President Granger defiantly declared on Sunday at an APNU/AFC election meeting “I ain’t going nowhere”. Ministers of Public Health, Volda Lawrence and Karen Cummings, have suddenly found lots of time, gustily campaigning with taxpayers money. The European Union and the United Nations have joined civil society and political parties in Guyana urging David Granger and APNU/AFC to hold elections in accordance with the Constitution within 90 days from December 21, as Parliament mandated when it passed the no-confidence motion. The AFC is fighting internally over who should be its Prime Minister nominee, Moses Nagamootoo or Ramjattan.
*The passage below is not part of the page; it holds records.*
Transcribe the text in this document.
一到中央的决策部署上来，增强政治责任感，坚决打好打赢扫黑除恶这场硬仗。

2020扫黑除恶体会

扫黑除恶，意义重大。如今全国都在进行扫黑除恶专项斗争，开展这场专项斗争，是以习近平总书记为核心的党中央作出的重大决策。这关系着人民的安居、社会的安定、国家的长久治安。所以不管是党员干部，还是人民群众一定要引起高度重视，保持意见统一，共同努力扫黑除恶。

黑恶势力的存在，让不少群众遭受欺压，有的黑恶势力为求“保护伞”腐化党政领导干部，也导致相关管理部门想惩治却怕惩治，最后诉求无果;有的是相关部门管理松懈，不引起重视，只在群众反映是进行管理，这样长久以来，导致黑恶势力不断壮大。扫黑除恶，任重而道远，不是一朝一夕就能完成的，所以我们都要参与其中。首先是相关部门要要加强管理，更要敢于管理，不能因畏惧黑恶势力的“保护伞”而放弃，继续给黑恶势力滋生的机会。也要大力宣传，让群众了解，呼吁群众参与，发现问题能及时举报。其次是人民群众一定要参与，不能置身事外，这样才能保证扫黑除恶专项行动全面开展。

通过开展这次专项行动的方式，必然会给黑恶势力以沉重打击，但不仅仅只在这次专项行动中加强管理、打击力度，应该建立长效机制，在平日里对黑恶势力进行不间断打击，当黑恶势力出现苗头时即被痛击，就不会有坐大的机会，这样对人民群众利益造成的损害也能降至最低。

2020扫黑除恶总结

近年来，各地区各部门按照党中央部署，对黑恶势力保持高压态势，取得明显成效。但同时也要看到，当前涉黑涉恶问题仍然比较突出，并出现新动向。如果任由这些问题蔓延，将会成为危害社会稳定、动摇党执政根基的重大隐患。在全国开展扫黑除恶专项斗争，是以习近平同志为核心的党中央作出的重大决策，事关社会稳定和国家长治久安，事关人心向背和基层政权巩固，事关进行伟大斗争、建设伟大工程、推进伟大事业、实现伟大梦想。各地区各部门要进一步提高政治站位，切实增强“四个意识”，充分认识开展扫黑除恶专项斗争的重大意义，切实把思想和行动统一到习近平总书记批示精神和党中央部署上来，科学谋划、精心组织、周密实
In the midst of this travesty, GECOM with its Granger-handpicked Chairman has allowed itself to become a tentacle of APNU/AFC dictatorship, like the Bollers-led Elections Commission of Burnham in the late 1960s up to 1992.
Sectors like health and education are falling apart. While the Government insists that it is business as usual, it has become totally absent in managing the various sectors. It still signs huge contracts, contrary to the Constitution, and is now tapping the treasury as they embark on the usual political trickery and lies, while agony and trauma have become the norm of the lives of ordinary people everywhere in Guyana. The time to speak up is now. Silence will only bring greater crisis for our people.